1

I have this simple code to get the title of any page

<?php
    $doc = new DOMDocument();
    @$doc->loadHTMLFile('http://www.facebook.com');
    $xpath = new DOMXPath($doc);
    echo $xpath->query('//title')->item(0)->nodeValue."\n";
?>

It is working fine on all pages that I have tried but not in Facebook.

When I try in Facebook it is not showing Welcome to Facebook - Log In, Sign Up or Learn More, but it is showing Update Your Browser | Facebook.

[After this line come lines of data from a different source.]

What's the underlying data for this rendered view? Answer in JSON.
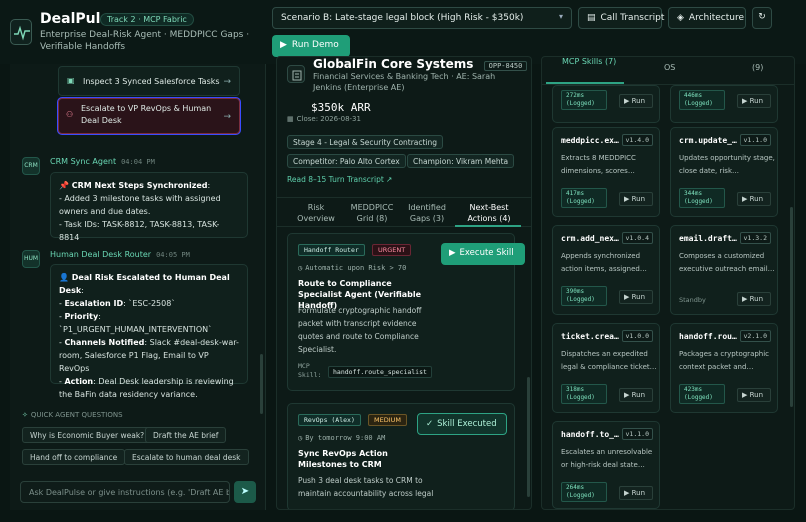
{
  "header": {
    "app_name": "DealPulse",
    "track_badge": "Track 2 · MCP Fabric",
    "subtitle": "Enterprise Deal-Risk Agent · MEDDPICC Gaps · Verifiable Handoffs",
    "scenario_select": "Scenario B: Late-stage legal block (High Risk - $350k)",
    "call_transcript_button": "Call Transcript",
    "architecture_button": "Architecture",
    "run_demo_button": "Run Demo"
  },
  "chat": {
    "tasks": [
      {
        "label": "Inspect 3 Synced Salesforce Tasks"
      },
      {
        "label": "Escalate to VP RevOps & Human Deal Desk"
      }
    ],
    "messages": [
      {
        "avatar": "CRM",
        "sender": "CRM Sync Agent",
        "time": "04:04 PM",
        "title": "📌 CRM Next Steps Synchronized",
        "lines": [
          "- Added 3 milestone tasks with assigned owners and due dates.",
          "- Task IDs: TASK-8812, TASK-8813, TASK-8814"
        ]
      },
      {
        "avatar": "HUM",
        "sender": "Human Deal Desk Router",
        "time": "04:05 PM",
        "title": "👤 Deal Risk Escalated to Human Deal Desk",
        "escalation_label": "Escalation ID",
        "escalation_value": "ESC-2508",
        "priority_label": "Priority",
        "priority_value": "P1_URGENT_HUMAN_INTERVENTION",
        "channels_label": "Channels Notified",
        "channels_value": "Slack #deal-desk-war-room, Salesforce P1 Flag, Email to VP RevOps",
        "action_label": "Action",
        "action_value": "Deal Desk leadership is reviewing the BaFin data residency variance."
      }
    ],
    "quick_questions_header": "QUICK AGENT QUESTIONS",
    "quick_questions": [
      "Why is Economic Buyer weak?",
      "Draft the AE brief",
      "Hand off to compliance",
      "Escalate to human deal desk"
    ],
    "input_placeholder": "Ask DealPulse or give instructions (e.g. 'Draft AE brie"
  },
  "account": {
    "name": "GlobalFin Core Systems",
    "id_badge": "OPP-8450",
    "industry_line": "Financial Services & Banking Tech · AE: Sarah Jenkins (Enterprise AE)",
    "arr": "$350k ARR",
    "close_date": "Close: 2026-08-31",
    "stage_chip": "Stage 4 - Legal & Security Contracting",
    "competitor_chip": "Competitor: Palo Alto Cortex",
    "champion_chip": "Champion: Vikram Mehta",
    "transcript_link": "Read 8–15 Turn Transcript ↗",
    "tabs": [
      {
        "label": "Risk Overview"
      },
      {
        "label": "MEDDPICC Grid (8)"
      },
      {
        "label": "Identified Gaps (3)"
      },
      {
        "label": "Next-Best Actions (4)"
      }
    ],
    "actions": [
      {
        "owner": "Handoff Router",
        "priority": "URGENT",
        "due": "Automatic upon Risk > 70",
        "title": "Route to Compliance Specialist Agent (Verifiable Handoff)",
        "description": "Formulate cryptographic handoff packet with transcript evidence quotes and route to Compliance Specialist.",
        "mcp_label": "MCP Skill:",
        "mcp_skill": "handoff.route_specialist",
        "button": "Execute Skill"
      },
      {
        "owner": "RevOps (Alex)",
        "priority": "MEDIUM",
        "due": "By tomorrow 9:00 AM",
        "title": "Sync RevOps Action Milestones to CRM",
        "description": "Push 3 deal desk tasks to CRM to maintain accountability across legal",
        "button": "Skill Executed"
      }
    ]
  },
  "skills_panel": {
    "tabs": [
      "MCP Skills (7)",
      "OS",
      "(9)"
    ],
    "skills": [
      {
        "name": "",
        "version": "",
        "desc": "",
        "log": "272ms (Logged)",
        "run": "Run"
      },
      {
        "name": "",
        "version": "",
        "desc": "",
        "log": "446ms (Logged)",
        "run": "Run"
      },
      {
        "name": "meddpicc.ex…",
        "version": "v1.4.0",
        "desc": "Extracts 8 MEDDPICC dimensions, scores…",
        "log": "417ms (Logged)",
        "run": "Run"
      },
      {
        "name": "crm.update_…",
        "version": "v1.1.0",
        "desc": "Updates opportunity stage, close date, risk…",
        "log": "344ms (Logged)",
        "run": "Run"
      },
      {
        "name": "crm.add_nex…",
        "version": "v1.0.4",
        "desc": "Appends synchronized action items, assigned…",
        "log": "390ms (Logged)",
        "run": "Run"
      },
      {
        "name": "email.draft…",
        "version": "v1.3.2",
        "desc": "Composes a customized executive outreach email…",
        "standby": "Standby",
        "run": "Run"
      },
      {
        "name": "ticket.crea…",
        "version": "v1.0.0",
        "desc": "Dispatches an expedited legal & compliance ticket…",
        "log": "318ms (Logged)",
        "run": "Run"
      },
      {
        "name": "handoff.rou…",
        "version": "v2.1.0",
        "desc": "Packages a cryptographic context packet and…",
        "log": "423ms (Logged)",
        "run": "Run"
      },
      {
        "name": "handoff.to_…",
        "version": "v1.1.0",
        "desc": "Escalates an unresolvable or high-risk deal state…",
        "log": "264ms (Logged)",
        "run": "Run"
      }
    ]
  },
  "colors": {
    "accent": "#1f9e78",
    "urgent": "#ff8da2",
    "medium": "#ffc66a",
    "background": "#0a1613"
  }
}
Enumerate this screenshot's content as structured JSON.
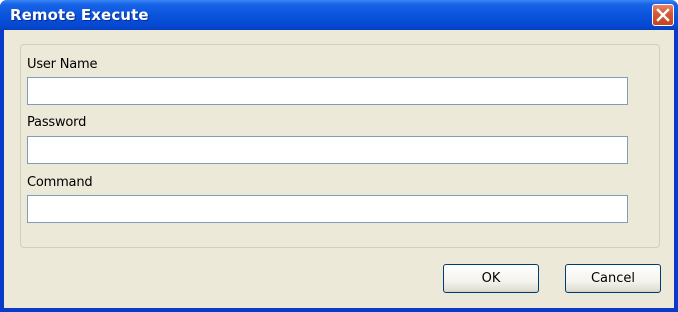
{
  "window": {
    "title": "Remote Execute"
  },
  "form": {
    "username": {
      "label": "User Name",
      "value": ""
    },
    "password": {
      "label": "Password",
      "value": ""
    },
    "command": {
      "label": "Command",
      "value": ""
    }
  },
  "buttons": {
    "ok_label": "OK",
    "cancel_label": "Cancel"
  },
  "icons": {
    "close": "close-icon"
  },
  "colors": {
    "titlebar": "#0a54dd",
    "close_button": "#d75a36",
    "dialog_background": "#ece9d8",
    "field_border": "#7f9db9",
    "button_border": "#003c74"
  }
}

I think there is a problem with useragent. So is there a way to change the useragent or is there any other solution for this?

Idrizi.A
  • 9,819
  • 11
  • 47
  • 88

3 Answers3

3

You can set the user agent in php.ini, without the need for curl. Just use the below lines before you load the DOMDocument

$agent = "Mozilla/5.0 (compatible; Googlebot/2.1; +http://www.google.com/bot.html)";
ini_set('user_agent', $agent);

And then your code:

$doc = new DOMDocument();
@$doc->loadHTMLFile('http://www.facebook.com');
$xpath = new DOMXPath($doc);
echo $xpath->query('//title')->item(0)->nodeValue."\n";
Kamil Khan
  • 385
  • 3
  • 8
2

There is no direct method to change the user agent in DOMDocument. You can use curl to retrieve the html and then pass on to DOMDocument. Here is how to retrieve data from curl

$ch = curl_init();
$timeout = 5;
curl_setopt($ch, CURLOPT_URL, $url);
curl_setopt($ch, CURLOPT_RETURNTRANSFER, 1);
curl_setopt($ch,CURLOPT_USERAGENT,'Mozilla/5.0 (Windows; U; Windows NT 5.1; en-US; rv:1.8.1.13) Gecko/20080311 Firefox/2.0.0.13');
curl_setopt($ch, CURLOPT_CONNECTTIMEOUT, $timeout);
$data = curl_exec($ch);
curl_close($ch);

You can pass it to DomDocument using the method below.

$dom = new DomDocument();
$dom->loadHtml($data);
$xpath = new DOMXPath($dom);
echo $xpath->query('//title')->item(0)->nodeValue."\n";
DevZer0
  • 13,433
  • 7
  • 27
  • 51
  • How can I get only the title. `$data` is showing the whole page? – Idrizi.A Aug 15 '13 at 08:12
  • I tried this. It is working good on other pages but again not in facebook. It is showing this error `Notice: Trying to get property of non-object in C:\localhost\htdocs\title\index.php on line 17` – Idrizi.A Aug 15 '13 at 08:28
  • The last one `echo $xpath->query('//title')->item(0)->nodeValue."\n";` – Idrizi.A Aug 15 '13 at 08:29
  • check the source facebook has no `title` tag @Enve – DevZer0 Aug 15 '13 at 08:36
  • I checked from `view-source:https://www.facebook.com` in Google Chrome. There is a title tag `Welcome to Facebook - Log In, Sign Up or Learn More` – Idrizi.A Aug 15 '13 at 08:39
  • that `title` is not a root element it's inside `noscript`. change your query to something like `echo $xpath->query('//*/title')->item(0)->nodeValue."\n";` – DevZer0 Aug 15 '13 at 08:41
0

Facebook probably doesn't want people to scrape their site. What you can do on the other hand is to cURL it, but provide a legitimate user agent (perhaps your own, $_SERVER['HTTP_USER_AGENT'] and then provide that result into DOMDocument.

$ch = curl_init();
curl_setopt($ch, CURLOPT_URL, 'www.facebook.com');
curl_setopt($ch, CURLOPT_RETURNTRANSFER, true);
curl_setopt($ch,CURLOPT_USERAGENT, $_SERVER['HTTP_USER_AGENT']);

$dom = new DomDocument();
$dom->loadHtml(curl_exec($ch));
silkfire
  • 24,585
  • 15
  • 82
  • 105